Could you explain what you mean by "safer"? If you mean memory safe or free from undefined behavior, Go is exactly that. If you mean a language that has excellent native crypto libraries rather than wrappers over openSSL, Go provides that too. To answer your specific query, Go makes more sense for a LE client compared to Python because you'd simply need to run a binary instead of fiddling around with the source on your server.
Go is not memory safe. It admits null pointers and a whole host of incompleteness bugs.

Rust and Haskell are both examples of safe languages. These languages admit very few bug classes. Both also compile to binaries; I'm not sure why you're touting that as a feature of Go.

That's not even a useful feature in this case.
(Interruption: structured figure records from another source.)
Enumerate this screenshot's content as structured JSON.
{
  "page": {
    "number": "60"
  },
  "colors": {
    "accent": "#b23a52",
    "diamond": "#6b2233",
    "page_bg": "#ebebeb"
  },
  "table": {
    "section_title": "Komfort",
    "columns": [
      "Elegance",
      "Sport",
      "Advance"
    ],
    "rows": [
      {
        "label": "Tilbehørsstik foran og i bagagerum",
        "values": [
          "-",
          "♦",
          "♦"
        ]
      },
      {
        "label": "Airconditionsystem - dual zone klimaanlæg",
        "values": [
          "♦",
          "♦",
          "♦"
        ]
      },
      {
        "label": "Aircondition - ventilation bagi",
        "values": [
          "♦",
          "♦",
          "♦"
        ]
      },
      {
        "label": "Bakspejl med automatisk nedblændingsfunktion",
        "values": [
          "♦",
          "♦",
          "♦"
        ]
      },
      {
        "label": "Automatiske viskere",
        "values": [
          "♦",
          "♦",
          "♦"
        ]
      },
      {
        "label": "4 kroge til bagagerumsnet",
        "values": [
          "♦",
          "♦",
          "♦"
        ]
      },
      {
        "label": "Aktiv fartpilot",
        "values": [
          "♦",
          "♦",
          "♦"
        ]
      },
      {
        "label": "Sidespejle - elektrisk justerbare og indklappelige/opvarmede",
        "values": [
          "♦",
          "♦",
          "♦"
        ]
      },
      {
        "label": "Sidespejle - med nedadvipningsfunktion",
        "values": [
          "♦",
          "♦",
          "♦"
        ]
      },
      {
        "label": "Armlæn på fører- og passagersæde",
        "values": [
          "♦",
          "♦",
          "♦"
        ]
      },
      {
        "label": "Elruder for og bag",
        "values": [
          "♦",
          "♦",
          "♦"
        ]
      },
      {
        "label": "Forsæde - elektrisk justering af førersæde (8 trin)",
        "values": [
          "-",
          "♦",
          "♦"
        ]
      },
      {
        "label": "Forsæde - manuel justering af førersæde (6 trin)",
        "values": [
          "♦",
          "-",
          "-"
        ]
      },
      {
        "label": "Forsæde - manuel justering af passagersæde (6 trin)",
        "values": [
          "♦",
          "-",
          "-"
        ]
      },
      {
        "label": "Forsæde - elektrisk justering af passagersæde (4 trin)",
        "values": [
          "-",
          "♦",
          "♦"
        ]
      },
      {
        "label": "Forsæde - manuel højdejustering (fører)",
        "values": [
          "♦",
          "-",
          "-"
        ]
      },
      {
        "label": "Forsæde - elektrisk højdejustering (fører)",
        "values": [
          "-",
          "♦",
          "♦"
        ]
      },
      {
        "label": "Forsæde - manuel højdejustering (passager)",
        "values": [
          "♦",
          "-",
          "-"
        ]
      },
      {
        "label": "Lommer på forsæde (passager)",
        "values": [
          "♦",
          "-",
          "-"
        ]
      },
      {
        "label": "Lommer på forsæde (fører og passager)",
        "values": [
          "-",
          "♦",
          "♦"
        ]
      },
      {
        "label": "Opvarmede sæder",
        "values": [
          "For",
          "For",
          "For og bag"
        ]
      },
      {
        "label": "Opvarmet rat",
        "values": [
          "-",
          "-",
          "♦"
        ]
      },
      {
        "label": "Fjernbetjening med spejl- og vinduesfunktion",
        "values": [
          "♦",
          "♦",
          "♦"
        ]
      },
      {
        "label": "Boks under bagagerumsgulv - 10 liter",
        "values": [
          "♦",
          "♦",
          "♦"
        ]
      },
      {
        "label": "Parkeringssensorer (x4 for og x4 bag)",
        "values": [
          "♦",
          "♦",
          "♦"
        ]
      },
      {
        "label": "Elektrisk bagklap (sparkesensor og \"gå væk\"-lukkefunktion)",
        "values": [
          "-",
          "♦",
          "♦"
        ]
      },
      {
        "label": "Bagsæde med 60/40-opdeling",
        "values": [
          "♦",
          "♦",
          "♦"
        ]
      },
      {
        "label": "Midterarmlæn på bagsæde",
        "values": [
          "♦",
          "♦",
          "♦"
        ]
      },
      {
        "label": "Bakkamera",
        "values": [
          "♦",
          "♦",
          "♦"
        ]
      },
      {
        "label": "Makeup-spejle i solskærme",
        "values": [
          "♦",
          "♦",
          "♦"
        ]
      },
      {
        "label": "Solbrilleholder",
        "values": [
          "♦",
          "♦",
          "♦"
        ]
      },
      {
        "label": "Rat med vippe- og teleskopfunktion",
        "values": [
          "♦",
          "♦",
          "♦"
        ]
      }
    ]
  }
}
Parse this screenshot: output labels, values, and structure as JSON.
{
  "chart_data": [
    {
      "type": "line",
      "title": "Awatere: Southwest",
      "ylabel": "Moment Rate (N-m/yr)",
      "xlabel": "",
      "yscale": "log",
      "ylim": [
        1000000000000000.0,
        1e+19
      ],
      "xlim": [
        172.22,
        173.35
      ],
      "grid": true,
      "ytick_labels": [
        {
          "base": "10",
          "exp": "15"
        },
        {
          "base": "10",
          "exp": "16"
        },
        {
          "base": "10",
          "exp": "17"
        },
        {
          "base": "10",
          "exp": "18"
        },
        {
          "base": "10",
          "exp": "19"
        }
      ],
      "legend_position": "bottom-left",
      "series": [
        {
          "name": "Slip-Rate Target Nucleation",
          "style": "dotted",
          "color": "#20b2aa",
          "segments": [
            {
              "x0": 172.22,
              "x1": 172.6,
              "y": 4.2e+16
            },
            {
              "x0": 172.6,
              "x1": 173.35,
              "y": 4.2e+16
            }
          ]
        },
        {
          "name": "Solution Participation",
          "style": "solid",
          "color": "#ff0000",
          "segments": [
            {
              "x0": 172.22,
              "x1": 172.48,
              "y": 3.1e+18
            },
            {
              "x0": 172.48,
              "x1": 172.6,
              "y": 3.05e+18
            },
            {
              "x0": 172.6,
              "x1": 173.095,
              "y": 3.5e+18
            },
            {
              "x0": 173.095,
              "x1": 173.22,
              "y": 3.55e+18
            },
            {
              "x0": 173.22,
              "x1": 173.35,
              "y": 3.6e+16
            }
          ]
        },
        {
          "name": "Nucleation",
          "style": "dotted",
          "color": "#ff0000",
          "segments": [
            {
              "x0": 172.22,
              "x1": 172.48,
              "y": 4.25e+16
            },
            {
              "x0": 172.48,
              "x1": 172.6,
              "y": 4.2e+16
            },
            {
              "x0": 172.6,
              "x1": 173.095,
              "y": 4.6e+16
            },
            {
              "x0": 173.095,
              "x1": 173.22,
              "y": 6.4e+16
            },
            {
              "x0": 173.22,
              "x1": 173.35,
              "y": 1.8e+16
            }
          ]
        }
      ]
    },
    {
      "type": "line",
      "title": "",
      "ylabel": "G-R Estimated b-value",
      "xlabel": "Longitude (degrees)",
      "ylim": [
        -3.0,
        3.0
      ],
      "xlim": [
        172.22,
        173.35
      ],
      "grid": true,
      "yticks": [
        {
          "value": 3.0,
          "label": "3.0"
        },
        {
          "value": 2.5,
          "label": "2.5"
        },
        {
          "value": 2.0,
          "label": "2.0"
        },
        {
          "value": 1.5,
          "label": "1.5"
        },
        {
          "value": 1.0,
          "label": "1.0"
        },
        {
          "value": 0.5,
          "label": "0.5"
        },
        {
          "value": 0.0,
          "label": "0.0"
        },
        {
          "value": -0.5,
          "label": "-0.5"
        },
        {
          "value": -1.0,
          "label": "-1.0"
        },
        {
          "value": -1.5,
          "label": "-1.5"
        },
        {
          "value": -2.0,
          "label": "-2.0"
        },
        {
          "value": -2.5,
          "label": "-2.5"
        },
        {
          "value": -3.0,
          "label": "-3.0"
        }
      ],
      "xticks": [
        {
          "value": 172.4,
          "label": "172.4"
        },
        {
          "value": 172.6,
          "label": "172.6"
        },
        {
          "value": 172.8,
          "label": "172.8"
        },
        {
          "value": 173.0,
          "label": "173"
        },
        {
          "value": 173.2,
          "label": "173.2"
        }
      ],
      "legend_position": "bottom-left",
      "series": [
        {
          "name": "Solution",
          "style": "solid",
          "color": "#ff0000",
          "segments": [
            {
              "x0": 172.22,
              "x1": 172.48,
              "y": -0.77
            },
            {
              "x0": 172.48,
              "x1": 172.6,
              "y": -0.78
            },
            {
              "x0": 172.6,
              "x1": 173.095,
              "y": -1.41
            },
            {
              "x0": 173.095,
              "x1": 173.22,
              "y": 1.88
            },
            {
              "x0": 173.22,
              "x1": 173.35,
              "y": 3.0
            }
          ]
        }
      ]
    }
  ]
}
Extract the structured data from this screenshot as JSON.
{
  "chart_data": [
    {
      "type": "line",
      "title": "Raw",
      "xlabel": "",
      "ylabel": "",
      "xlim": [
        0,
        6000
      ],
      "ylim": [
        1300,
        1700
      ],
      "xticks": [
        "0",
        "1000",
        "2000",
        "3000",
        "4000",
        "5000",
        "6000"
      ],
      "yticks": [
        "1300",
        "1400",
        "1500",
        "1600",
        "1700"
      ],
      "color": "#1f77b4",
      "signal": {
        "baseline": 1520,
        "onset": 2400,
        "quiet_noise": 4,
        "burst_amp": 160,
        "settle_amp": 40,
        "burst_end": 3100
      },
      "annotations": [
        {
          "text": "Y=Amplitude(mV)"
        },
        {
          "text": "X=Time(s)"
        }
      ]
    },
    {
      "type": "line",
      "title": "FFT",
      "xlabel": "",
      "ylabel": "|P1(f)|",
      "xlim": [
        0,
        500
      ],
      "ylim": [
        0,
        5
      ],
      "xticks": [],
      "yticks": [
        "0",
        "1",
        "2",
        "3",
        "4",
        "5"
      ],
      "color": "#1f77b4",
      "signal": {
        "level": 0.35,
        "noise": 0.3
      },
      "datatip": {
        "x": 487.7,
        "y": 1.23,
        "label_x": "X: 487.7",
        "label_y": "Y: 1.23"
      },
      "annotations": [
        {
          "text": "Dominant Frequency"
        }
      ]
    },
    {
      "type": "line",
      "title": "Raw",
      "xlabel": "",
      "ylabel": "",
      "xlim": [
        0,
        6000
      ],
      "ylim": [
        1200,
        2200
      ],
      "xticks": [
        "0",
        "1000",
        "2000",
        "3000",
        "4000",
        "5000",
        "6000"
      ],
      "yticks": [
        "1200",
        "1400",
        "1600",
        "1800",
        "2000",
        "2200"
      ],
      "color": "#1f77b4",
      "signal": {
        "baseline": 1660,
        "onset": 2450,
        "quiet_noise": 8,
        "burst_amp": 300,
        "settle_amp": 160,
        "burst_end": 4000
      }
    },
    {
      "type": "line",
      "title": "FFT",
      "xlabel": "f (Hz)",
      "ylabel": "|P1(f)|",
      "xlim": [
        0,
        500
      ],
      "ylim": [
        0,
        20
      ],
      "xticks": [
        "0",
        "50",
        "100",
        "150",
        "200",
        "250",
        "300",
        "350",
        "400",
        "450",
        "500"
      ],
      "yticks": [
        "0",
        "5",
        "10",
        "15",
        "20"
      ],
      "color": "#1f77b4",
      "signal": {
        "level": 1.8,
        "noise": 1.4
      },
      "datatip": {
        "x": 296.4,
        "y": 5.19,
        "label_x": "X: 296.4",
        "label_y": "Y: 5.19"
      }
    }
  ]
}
Running a python program is just as easy as running a binary from the user's perspective.

“simply running a binary”:

  - download letsencrypt-auto  
  - ./letsencrypt-auto
”fiddling around with the source”:

  - download letsencrypt.tar.gz
  - extract letsencrypt.tar.gz
  - ./letsencrypt-auto
(and there might even be a package available!)
This is assuming you have the correct version of python installed, right? What if you were on CentOS and the python version is 2.6? Or on Alpine and you simply didn't have python at all?
What if you download a binary and a dynamic library is missing? (This is what happens with GHC on Alpine. Binaries will expect glibc. Packages fix this problem, but they also fix the Python problems.)

Another example: I recently wanted to run IDA on Arch Linux, but there are no 32-bit Qt5 packages. Compiling Qt5 is more painful than installing Python.